We believe crowd-based research projects should be easier to deploy by a wider range of professionals. All news orgs, including the leaders in the field, would benefit from technology platforms that improve the data collection, the analysis, and the output of crowd research.
- The Guardian Australia partnered externally with a team on the Detention Logs
- Satellite imagery searches can be used to cover a large area very quickly, but these tools are not readily available to news organizations
What assumptions are you making in what you propose, and how will you test them?
There are many assumptions about Swarm Survey that will have to be assessed as part of the development process. From input methods to data analysis and editing to output usability, the entire stack is new and will present many challenges.
We’re also making assumptions about a core premise of the platform - the benefits and usability of open and shareable data. We’re hopeful that the market will embrace this as it becomes real and tangible, but publishers have a poor track record for sharing content.
The project will operate in 2 distinct phases - prototype and beta. We will iterate very quickly during the prototype phase and maintain clear success criteria.
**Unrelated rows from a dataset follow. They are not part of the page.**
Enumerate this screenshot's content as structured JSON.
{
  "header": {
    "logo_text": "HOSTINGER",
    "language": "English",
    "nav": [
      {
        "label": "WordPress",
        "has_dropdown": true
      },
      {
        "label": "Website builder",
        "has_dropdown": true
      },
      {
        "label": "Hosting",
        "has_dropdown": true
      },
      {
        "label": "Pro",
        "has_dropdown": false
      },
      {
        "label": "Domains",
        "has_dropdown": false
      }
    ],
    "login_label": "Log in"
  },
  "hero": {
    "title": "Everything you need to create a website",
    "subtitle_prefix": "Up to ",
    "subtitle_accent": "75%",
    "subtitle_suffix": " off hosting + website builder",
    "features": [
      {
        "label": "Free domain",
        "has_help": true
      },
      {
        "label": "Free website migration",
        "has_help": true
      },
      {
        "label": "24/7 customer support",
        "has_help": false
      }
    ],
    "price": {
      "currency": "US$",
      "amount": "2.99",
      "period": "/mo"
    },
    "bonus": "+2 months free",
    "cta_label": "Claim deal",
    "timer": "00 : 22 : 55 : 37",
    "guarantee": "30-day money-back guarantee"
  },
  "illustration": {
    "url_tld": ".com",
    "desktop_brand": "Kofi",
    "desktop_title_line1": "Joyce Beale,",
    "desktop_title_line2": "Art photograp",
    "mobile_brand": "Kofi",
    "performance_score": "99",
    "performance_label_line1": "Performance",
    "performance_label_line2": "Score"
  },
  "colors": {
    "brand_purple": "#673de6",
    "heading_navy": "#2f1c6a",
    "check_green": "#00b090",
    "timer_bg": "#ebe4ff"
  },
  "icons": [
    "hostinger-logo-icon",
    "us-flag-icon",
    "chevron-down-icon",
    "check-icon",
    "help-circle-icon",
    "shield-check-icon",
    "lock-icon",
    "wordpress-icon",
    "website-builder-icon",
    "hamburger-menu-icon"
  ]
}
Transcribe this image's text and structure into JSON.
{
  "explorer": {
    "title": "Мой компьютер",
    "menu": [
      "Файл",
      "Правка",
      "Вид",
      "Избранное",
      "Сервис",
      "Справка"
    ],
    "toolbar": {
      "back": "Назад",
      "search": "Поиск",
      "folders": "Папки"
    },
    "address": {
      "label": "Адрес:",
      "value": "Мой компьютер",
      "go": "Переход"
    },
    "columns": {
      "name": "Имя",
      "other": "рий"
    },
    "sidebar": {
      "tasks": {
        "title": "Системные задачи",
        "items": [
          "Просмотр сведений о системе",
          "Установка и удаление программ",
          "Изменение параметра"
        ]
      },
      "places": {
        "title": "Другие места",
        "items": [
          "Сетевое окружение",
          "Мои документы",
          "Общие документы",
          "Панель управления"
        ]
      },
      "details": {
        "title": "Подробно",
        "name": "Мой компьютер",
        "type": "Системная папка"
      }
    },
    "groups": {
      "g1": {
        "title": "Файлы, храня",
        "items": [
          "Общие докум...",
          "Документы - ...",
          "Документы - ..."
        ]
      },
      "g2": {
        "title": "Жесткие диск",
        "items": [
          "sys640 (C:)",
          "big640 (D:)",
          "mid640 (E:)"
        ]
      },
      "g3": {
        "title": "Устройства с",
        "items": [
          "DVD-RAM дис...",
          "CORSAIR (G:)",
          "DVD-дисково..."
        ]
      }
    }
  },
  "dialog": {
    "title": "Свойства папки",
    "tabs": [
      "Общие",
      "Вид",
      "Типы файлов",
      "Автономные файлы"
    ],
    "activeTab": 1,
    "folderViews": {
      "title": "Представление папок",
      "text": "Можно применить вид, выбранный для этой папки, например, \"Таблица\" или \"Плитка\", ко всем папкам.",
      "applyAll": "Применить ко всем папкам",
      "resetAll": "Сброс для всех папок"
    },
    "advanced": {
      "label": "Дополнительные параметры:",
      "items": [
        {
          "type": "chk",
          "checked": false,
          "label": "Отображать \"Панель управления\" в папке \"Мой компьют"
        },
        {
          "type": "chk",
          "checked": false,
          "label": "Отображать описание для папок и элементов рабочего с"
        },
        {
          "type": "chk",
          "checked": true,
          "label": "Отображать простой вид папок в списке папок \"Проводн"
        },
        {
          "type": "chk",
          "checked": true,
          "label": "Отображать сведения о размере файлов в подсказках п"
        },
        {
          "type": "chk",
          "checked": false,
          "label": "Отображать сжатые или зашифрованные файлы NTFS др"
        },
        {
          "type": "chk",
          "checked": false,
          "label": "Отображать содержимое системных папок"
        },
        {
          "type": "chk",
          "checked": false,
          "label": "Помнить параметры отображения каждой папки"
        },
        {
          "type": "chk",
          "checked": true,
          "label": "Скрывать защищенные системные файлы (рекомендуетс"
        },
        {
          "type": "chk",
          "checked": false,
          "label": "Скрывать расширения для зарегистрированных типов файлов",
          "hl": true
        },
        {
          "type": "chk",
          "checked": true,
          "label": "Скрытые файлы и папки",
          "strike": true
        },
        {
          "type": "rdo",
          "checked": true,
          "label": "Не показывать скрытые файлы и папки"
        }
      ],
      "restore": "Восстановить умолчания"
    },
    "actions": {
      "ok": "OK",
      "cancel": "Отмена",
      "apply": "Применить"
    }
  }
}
We will conduct a thorough review at the end of that phase prior to progressing to the beta.
Crucially, we will rely heavily on the teams at The Guardian to trial aspects of the platform with real news stories and real end-users. That will include using The Guardian’s UX lab where we will watch The Guardian’s end-users using the product in context.
How will you get your project in front of the necessary people or organizations?
The team will work at The Guardian’s offices in London, and we will sit with the relevant teams that will use Swarm Survey. This will help us design and optimize the service for a key customer that we believe to be representative of the wider market.
After the prototype is complete we will invite applications for a beta period where we will work closely with a small number of customers of the platform in a very hands-on way.
We will see the platform in use by a range of different kinds of customers and how they work with their end-users to create successful crowd-based investigations.
What are the obstacles to implementing your idea, and how will you address them?
The technology stack proposed may be too complicated. We will have to stay focused on the core needs of the customer and always be willing to throw away our work in order to get the solution right for their needs.
Working with customers’ internal platforms may be time-consuming. We will be very careful about maintaining loosely coupled integrations with things like user registration and content management.
Customers may not use the platform in meaningful ways. If a news story is uninteresting, then users won’t engage, and, as a result, Swarm Survey may appear unhelpful. Depending on progress, we may deploy some training resources to work closely with news orgs to get the most out of the service.
We may run out of money before completing a solid product. While unforeseen issues may arise, we will monitor progress against a clear set of goals that map to our budget. The prototype will be completed with significant budget remaining to adjust for the next phase.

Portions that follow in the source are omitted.